Last updated on April 8th, 2024 at 11:05 am

The lawsuit alleged that the tech giant tracked the activities of individuals who believed they were privately browsing using its Chrome browser’s incognito mode

Google has agreed to dispose of billions of records as part of a settlement in a lawsuit. The lawsuit accused Google of covertly tracking the online activities of individuals who believed they were browsing privately in its Chrome browser’s incognito mode. Users claimed that Google’s analytics, cookies, and apps allowed the Alphabet unit to improperly monitor people who set Google’s Chrome browser to “incognito” mode and other browsers to “private” browsing mode.

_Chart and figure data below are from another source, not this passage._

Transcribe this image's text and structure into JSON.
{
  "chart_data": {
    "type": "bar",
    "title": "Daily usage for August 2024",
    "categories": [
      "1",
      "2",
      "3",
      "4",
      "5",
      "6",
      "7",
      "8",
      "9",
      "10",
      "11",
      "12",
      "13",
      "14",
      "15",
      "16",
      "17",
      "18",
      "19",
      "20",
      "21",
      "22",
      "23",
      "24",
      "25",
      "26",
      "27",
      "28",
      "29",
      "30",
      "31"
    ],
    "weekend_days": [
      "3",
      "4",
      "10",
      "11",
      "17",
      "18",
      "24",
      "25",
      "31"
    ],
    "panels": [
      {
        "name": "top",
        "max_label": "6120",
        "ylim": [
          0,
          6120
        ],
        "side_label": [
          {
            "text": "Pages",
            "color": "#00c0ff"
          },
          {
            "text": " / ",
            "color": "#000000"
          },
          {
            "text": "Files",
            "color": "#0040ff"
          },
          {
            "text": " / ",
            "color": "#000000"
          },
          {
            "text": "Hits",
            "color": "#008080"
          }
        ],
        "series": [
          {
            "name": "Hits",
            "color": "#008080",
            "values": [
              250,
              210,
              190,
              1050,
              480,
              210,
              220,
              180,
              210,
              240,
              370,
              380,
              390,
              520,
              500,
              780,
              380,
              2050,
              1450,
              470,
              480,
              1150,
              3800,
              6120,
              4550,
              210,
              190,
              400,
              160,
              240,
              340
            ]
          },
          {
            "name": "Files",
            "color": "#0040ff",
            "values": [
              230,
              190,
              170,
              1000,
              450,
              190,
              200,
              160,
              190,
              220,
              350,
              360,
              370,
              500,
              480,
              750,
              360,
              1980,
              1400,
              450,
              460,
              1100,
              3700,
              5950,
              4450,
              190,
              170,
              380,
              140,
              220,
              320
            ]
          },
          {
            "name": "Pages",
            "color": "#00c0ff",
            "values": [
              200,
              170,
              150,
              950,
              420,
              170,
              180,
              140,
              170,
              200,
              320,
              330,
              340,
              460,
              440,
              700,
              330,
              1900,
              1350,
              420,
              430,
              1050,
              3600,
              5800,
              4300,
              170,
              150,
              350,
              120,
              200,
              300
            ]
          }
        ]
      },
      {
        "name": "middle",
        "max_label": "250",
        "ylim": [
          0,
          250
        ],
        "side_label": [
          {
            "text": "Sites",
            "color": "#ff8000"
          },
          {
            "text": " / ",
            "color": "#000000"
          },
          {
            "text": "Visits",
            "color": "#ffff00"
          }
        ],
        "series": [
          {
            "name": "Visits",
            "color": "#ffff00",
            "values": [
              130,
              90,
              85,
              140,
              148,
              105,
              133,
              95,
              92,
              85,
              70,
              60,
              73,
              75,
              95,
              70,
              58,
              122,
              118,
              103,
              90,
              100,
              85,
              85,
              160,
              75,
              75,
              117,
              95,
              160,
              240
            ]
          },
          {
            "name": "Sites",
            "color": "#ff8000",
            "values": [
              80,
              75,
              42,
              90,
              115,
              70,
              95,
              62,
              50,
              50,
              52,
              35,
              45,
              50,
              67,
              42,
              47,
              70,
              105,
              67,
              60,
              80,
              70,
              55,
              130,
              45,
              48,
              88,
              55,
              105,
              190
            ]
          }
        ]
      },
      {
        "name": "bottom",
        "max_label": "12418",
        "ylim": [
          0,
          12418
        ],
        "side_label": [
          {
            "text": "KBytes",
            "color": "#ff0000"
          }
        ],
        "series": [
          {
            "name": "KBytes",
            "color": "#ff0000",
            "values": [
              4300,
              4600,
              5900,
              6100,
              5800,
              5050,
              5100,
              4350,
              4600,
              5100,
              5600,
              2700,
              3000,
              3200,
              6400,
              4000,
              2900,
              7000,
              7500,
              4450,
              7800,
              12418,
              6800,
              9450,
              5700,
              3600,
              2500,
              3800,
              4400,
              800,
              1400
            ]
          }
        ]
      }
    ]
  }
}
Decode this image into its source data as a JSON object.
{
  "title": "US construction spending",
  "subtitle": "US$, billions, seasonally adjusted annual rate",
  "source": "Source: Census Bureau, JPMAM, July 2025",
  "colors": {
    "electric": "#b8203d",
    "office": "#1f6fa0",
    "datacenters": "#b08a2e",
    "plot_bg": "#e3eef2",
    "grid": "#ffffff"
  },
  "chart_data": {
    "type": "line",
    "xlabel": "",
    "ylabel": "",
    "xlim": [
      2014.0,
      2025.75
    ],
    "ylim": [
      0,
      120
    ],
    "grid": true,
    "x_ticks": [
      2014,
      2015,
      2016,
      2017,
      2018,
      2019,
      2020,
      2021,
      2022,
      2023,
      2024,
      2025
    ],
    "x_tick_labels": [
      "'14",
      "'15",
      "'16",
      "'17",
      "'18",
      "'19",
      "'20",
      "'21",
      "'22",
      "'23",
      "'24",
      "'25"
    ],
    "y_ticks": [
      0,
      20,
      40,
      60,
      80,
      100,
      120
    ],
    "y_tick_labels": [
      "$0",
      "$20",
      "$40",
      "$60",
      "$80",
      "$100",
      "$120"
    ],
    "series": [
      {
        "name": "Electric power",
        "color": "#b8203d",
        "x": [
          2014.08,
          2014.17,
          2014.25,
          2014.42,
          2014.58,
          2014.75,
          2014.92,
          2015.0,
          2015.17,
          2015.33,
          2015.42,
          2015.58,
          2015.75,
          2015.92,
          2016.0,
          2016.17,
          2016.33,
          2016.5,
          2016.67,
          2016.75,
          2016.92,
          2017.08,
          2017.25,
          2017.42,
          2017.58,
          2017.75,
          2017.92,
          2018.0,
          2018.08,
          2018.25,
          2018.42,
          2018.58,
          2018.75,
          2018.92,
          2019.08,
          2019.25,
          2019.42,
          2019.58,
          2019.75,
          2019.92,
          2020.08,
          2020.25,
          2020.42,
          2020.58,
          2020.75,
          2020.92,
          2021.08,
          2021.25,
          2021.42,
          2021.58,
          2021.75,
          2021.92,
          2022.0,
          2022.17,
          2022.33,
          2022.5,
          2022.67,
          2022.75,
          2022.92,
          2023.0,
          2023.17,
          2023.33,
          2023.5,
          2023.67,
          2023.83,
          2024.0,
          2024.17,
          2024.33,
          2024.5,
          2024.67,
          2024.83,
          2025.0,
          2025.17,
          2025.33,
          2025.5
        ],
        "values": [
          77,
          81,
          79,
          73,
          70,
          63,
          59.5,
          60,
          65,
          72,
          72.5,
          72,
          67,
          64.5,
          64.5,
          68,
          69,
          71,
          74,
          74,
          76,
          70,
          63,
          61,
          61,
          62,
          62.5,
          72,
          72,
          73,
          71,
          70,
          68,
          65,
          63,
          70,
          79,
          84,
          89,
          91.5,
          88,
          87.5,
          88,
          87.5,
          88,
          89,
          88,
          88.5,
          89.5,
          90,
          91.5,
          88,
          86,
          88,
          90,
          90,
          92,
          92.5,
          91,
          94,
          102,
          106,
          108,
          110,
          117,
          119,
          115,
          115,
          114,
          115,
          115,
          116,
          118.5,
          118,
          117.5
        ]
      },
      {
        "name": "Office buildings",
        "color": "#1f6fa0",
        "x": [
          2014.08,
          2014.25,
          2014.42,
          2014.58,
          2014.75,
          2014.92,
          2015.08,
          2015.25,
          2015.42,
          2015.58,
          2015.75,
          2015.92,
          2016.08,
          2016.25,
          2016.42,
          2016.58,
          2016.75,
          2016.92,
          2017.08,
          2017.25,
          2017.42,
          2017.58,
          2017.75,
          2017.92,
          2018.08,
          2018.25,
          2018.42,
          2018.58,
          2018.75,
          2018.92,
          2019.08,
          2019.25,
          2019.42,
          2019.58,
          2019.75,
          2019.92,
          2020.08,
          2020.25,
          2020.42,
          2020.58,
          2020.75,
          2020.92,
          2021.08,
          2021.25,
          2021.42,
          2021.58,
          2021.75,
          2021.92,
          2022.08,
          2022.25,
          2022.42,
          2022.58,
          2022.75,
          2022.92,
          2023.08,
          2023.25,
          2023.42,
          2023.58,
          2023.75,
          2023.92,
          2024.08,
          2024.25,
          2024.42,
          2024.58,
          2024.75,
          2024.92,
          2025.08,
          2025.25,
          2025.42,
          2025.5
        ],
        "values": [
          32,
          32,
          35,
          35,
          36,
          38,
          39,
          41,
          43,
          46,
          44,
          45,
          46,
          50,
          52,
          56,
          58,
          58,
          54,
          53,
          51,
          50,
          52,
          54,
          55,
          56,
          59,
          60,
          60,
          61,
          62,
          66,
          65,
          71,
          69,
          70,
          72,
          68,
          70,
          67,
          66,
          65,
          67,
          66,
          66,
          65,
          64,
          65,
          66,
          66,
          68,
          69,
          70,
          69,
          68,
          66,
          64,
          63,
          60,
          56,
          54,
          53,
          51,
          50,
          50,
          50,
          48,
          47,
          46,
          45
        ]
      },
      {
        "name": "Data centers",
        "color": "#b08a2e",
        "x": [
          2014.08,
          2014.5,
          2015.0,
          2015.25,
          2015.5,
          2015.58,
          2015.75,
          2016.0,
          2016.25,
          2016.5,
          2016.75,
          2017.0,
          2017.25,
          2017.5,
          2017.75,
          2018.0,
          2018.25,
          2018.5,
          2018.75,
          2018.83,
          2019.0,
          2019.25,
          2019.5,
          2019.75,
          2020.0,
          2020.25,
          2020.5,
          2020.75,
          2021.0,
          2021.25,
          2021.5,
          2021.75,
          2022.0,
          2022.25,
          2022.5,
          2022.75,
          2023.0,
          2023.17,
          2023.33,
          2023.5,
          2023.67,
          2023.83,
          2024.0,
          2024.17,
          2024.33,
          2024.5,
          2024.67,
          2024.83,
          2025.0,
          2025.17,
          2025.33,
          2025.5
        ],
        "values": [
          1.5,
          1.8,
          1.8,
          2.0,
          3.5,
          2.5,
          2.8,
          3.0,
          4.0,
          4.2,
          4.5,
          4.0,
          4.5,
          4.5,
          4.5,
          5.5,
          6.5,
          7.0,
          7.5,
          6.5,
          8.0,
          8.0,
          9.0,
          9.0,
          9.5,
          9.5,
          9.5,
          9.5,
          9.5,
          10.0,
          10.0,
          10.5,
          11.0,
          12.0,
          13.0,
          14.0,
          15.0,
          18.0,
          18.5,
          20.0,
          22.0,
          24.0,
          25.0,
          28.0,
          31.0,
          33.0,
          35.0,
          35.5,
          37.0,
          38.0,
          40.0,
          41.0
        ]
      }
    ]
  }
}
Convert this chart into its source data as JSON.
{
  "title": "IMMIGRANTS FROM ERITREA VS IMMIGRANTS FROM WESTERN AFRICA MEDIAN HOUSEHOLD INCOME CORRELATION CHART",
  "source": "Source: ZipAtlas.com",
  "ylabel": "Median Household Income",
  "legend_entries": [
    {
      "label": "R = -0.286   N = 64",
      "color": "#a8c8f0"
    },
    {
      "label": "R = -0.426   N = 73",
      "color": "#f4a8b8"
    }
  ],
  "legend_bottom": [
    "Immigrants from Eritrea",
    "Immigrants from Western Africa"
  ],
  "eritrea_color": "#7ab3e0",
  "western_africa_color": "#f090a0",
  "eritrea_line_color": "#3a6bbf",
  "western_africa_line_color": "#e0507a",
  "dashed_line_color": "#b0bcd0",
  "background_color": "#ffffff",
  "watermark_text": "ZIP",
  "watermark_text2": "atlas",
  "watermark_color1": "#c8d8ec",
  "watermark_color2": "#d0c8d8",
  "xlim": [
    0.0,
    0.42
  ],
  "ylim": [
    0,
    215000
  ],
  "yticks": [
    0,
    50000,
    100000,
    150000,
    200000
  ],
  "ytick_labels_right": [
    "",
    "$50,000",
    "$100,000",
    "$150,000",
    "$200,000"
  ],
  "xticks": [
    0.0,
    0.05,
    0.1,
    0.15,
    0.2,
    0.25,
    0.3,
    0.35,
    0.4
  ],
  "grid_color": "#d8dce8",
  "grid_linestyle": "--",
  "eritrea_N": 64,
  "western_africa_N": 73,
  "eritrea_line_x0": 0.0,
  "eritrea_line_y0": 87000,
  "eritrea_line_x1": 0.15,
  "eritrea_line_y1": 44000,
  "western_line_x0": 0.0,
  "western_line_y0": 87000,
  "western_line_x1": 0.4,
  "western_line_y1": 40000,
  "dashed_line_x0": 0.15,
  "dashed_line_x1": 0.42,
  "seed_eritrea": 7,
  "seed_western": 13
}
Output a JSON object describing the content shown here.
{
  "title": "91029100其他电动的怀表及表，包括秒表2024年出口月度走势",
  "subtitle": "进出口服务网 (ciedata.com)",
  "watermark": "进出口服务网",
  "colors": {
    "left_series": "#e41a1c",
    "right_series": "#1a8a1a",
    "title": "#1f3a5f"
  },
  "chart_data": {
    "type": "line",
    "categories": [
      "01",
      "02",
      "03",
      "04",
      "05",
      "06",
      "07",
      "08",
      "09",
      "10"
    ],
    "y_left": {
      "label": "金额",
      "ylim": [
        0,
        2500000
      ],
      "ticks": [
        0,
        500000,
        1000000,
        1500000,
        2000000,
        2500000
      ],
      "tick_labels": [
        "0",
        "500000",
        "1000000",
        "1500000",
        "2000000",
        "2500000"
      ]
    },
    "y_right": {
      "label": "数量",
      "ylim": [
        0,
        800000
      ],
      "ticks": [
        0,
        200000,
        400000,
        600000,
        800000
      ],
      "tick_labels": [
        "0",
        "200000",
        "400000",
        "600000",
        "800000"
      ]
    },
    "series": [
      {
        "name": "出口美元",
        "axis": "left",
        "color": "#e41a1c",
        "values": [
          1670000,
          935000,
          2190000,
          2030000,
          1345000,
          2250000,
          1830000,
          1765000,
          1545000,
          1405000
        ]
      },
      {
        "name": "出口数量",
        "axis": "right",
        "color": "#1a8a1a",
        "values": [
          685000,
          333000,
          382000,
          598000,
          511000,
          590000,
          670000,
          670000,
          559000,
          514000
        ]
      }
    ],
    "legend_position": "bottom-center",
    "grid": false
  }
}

They argued that this practice transformed Google into an “unaccountable trove of information,” allowing the company to learn about their friends, favorite foods, hobbies, shopping habits, and the “most intimate and potentially embarrassing things” they search for online.

The terms of the settlement were filed on Monday in the federal court in Oakland, California, and require approval by US District Judge Yvonne Gonzalez Rogers. The class action lawsuit began in 2020, covering millions of Google users who used private browsing since June 1, 2016.

As part of the settlement, Google will update disclosures about what it collects in “private” browsing, a process it has already initiated. It will also allow incognito users to block third-party cookies for five years.

“The result is that Google will collect less data from users’ private browsing sessions, and that Google will make less money from the data,” the plaintiffs’ lawyers wrote.

The plaintiffs’ lawyers estimated the settlement’s value to be over $5 billion, potentially reaching $7.8 billion. While users will not receive damages as part of the settlement, they retain the option to individually sue for damages. Google did not immediately respond to requests for comment.

Court documents indicate that Google supports the final approval of the settlement but disagrees with the plaintiffs’ “legal and factual characterizations.”

“We are limited in how strongly we can market Incognito because it’s not truly private, thus requiring really fuzzy, hedging language that is almost more damaging,” Google’s chief marketing officer, Lorraine Twohill, wrote to CEO Sundar Pichai in 2019.

David Boies, a lawyer representing the plaintiffs, described the settlement as “a historic step in requiring honesty and accountability from dominant technology companies.”

A preliminary settlement was reached in December, with a trial scheduled for 5 February 2024. The terms of the settlement were not disclosed at that time. The plaintiffs’ lawyers intend to later seek unspecified legal fees from Google.

Google has faced similar lawsuits in the past. In 2022, the Texas attorney general sued the company, alleging that “incognito mode” or “private browsing” implies to consumers that Google will not track their search history or location activity.